DreamX-World

DreamX Team

DreamX-World is a general-purpose world model that creates diverse, high-fidelity worlds that can be explored, controlled, and transformed through actions and event prompts. Going beyond passive video generation, DreamX-World enables interactive world simulation with strong controllability, high visual fidelity, and flexible prompt-driven events. Built on top of a scalable data engine, DreamX-World is trained on a diverse mixture of data sources, including Unreal Engine data, gameplay footage, and real-world videos. Through accurate camera estimation, rigorous data filtering, and carefully curated data distributions, the model learns realistic world dynamics and rich interactive behaviors across a wide range of environments. Our training pipeline is designed progressively. The model first learns world dynamics and fine-grained action control, then acquires the ability to respond to open-ended events, and is further improved with Reinforcement Learning to enhance action following, interaction consistency, and visual fidelity. Finally, through forcing and distillation, DreamX-World achieves efficient inference, making interactive generation practical at scale.

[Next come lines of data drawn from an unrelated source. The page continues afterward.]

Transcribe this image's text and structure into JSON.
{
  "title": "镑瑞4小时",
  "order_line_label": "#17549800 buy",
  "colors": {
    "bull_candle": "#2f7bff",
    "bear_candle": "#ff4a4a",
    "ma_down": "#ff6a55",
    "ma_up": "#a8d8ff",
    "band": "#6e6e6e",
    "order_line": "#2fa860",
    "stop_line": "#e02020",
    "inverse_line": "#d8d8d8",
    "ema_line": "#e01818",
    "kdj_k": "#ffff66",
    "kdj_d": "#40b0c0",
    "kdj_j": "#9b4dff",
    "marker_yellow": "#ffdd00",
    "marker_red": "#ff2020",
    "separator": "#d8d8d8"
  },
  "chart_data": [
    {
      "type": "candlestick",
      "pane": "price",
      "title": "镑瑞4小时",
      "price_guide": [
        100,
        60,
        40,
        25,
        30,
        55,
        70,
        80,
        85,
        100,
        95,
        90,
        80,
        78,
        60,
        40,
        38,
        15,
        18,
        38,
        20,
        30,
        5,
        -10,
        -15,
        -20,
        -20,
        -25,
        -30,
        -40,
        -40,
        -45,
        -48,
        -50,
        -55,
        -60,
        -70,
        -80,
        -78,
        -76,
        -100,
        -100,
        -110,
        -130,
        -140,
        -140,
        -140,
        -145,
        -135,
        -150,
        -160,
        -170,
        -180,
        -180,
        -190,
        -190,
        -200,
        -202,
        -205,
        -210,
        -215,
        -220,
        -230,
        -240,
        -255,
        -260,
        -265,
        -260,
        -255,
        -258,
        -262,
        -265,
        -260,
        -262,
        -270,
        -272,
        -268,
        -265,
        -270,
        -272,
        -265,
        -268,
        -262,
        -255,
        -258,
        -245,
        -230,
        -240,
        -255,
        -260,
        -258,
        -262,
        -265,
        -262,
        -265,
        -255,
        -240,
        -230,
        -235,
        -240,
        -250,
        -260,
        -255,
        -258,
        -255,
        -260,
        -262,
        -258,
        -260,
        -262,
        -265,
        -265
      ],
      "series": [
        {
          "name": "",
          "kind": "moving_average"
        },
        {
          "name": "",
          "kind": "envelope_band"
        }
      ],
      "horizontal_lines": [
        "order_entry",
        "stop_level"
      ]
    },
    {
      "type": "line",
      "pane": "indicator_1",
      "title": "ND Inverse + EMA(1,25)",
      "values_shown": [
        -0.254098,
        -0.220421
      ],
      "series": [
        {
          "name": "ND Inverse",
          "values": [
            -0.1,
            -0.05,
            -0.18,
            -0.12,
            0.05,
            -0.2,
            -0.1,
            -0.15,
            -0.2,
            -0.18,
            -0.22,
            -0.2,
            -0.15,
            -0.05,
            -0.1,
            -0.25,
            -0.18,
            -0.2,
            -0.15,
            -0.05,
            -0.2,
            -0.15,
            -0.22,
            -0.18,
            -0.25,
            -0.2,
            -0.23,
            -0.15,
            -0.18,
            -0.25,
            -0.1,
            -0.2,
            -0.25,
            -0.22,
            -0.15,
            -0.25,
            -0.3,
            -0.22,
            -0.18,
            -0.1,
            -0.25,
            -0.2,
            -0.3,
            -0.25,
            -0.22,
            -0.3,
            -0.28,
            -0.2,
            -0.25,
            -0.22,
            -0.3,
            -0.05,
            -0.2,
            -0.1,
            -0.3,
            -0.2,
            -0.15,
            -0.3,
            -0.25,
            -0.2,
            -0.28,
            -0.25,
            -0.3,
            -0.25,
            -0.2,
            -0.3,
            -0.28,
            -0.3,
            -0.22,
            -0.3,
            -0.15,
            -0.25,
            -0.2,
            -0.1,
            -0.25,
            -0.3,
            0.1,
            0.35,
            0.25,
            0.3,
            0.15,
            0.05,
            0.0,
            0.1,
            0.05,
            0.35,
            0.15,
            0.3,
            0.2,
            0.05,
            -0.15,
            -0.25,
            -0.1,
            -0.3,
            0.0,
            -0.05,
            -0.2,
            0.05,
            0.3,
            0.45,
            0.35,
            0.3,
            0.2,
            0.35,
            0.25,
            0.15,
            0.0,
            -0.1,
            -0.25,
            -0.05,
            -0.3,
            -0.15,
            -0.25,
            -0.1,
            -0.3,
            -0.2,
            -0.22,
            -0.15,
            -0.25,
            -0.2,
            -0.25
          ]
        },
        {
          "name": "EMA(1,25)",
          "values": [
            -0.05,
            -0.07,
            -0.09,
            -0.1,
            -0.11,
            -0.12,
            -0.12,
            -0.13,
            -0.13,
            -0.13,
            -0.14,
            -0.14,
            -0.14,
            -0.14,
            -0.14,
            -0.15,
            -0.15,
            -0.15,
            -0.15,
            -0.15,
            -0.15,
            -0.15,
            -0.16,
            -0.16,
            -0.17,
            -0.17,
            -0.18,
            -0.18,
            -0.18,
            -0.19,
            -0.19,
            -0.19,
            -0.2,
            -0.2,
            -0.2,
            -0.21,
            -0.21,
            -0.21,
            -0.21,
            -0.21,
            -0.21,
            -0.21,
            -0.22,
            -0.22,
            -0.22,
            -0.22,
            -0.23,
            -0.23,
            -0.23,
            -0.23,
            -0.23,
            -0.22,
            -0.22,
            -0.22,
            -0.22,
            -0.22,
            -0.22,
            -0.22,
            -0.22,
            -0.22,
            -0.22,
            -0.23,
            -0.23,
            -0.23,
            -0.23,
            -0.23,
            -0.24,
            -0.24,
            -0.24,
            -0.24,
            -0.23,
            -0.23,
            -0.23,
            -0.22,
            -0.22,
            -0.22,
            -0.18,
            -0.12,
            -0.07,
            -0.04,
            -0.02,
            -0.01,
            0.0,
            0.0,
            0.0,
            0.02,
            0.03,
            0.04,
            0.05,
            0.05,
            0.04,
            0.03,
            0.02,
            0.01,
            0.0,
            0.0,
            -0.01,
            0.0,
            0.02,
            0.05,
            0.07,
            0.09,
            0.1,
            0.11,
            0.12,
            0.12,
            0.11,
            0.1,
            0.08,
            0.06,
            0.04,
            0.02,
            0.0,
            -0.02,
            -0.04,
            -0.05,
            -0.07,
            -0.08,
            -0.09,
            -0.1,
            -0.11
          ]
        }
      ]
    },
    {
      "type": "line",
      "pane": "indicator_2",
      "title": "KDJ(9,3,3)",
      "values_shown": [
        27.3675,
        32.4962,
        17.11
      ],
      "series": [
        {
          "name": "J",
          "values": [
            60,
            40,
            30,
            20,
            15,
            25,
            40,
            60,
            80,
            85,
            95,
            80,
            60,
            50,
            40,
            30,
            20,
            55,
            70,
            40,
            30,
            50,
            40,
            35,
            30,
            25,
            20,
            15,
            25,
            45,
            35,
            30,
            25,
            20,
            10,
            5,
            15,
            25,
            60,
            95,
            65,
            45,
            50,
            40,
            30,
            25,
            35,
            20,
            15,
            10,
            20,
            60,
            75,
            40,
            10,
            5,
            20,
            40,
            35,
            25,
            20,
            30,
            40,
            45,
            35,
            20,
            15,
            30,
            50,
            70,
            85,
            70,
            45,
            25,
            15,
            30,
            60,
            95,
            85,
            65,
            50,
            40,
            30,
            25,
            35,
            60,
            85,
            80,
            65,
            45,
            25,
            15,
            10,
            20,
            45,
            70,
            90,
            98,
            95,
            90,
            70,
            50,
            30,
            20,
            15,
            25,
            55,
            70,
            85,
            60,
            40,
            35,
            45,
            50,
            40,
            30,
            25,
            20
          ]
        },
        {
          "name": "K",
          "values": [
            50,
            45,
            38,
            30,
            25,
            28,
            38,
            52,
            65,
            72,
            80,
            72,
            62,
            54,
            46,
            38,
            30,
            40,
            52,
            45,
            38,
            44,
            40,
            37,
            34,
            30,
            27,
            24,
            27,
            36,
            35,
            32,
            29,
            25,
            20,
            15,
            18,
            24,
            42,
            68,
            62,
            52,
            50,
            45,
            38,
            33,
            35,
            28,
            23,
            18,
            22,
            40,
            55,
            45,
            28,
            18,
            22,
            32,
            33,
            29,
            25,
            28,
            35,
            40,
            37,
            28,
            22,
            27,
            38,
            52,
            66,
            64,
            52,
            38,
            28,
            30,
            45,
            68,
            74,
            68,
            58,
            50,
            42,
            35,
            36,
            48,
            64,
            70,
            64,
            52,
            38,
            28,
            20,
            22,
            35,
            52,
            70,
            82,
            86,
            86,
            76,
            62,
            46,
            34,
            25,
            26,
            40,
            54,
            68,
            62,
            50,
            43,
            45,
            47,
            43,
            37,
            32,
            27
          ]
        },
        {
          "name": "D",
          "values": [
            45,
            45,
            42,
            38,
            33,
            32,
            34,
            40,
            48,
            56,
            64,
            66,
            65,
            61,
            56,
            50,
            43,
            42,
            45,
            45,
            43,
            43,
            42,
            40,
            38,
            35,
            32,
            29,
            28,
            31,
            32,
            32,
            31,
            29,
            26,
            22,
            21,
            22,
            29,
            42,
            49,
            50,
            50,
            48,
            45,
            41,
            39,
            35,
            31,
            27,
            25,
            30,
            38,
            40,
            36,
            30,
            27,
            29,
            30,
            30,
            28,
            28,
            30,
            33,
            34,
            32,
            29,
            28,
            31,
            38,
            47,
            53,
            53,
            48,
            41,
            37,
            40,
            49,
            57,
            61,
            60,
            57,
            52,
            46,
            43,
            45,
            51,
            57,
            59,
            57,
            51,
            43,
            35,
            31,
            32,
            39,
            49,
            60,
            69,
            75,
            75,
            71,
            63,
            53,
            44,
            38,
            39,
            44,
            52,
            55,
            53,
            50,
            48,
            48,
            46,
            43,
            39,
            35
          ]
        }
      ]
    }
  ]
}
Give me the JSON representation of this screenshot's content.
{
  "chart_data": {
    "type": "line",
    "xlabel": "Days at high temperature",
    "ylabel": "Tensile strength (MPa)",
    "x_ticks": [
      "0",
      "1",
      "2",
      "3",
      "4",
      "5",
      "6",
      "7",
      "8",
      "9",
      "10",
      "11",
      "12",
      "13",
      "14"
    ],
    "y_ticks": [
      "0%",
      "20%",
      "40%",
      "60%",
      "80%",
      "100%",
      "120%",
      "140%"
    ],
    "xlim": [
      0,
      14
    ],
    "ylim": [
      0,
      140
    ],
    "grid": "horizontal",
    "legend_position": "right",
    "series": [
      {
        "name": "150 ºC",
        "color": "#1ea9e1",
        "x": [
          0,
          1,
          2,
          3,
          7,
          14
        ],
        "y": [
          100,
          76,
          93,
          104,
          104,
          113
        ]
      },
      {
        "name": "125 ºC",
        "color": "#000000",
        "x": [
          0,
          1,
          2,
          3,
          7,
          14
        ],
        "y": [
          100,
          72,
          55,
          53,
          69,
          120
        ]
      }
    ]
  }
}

Navigate and Explore Realistic Worlds

DreamX-World supports interactive exploration with high fidelity, precise control, and rich dynamic scene generation. It generalizes across a broad range of realistic environments, including indoor scenes, urban streets, natural landscapes, and architectural spaces. The model responds accurately to fine-grained action inputs, allowing users or agents to move through generated environments in a controllable and physically plausible way.

Dive into Dream Worlds

In addition to realistic environments, DreamX-World unlocks a broad space of imaginative world generation. It supports fantastical worlds, game-like environments, science-fiction settings, and highly stylized visual domains, extending world generation from simulation to creation.

Generate in Third-Person View

DreamX-World supports both immersive first-person interaction and coherent third-person world generation. Beyond first-person exploration, the model can simulate third-person experiences in which an agent moves through the world while the camera follows consistently across space and time. This capability enables a wide range of scenarios, from dynamic outdoor traversal to game-like character control, while maintaining stable camera-follow behavior, controllable agent motion, and coherent scene evolution. It is especially important for embodied agents, interactive simulations, and game-inspired world experiences.

Promptable World Events

Beyond navigational control, DreamX-World supports prompt-driven world events that dynamically alter the generated environment. Compared with prior approaches, DreamX-World supports more flexible and compositional event generation while maintaining consistent, interactive, and temporally coherent world evolution. This capability also provides a strong foundation for agents learning from experience, enabling them to encounter and adapt to unexpected situations in dynamic environments.

Next Steps

While DreamX-World already supports high-fidelity generation, controllable interaction, and promptable events, the next frontier is real-time interactive generation of long-time worlds, where users or agents can act, respond, and explore continuously without compromising temporal coherence or world consistency. Reaching this goal will require further advances in efficiency, long-horizon stability, memory, and interaction modeling, so that generated worlds remain responsive, coherent, and persistent over extended durations.

We also believe that progress in world models should benefit the broader research community. To help accelerate research in this area, we are committed to open-sourcing DreamX-World as soon as possible, including the model and code. We hope this will enable further advances in interactive generation, embodied intelligence, agent training, and creative world building.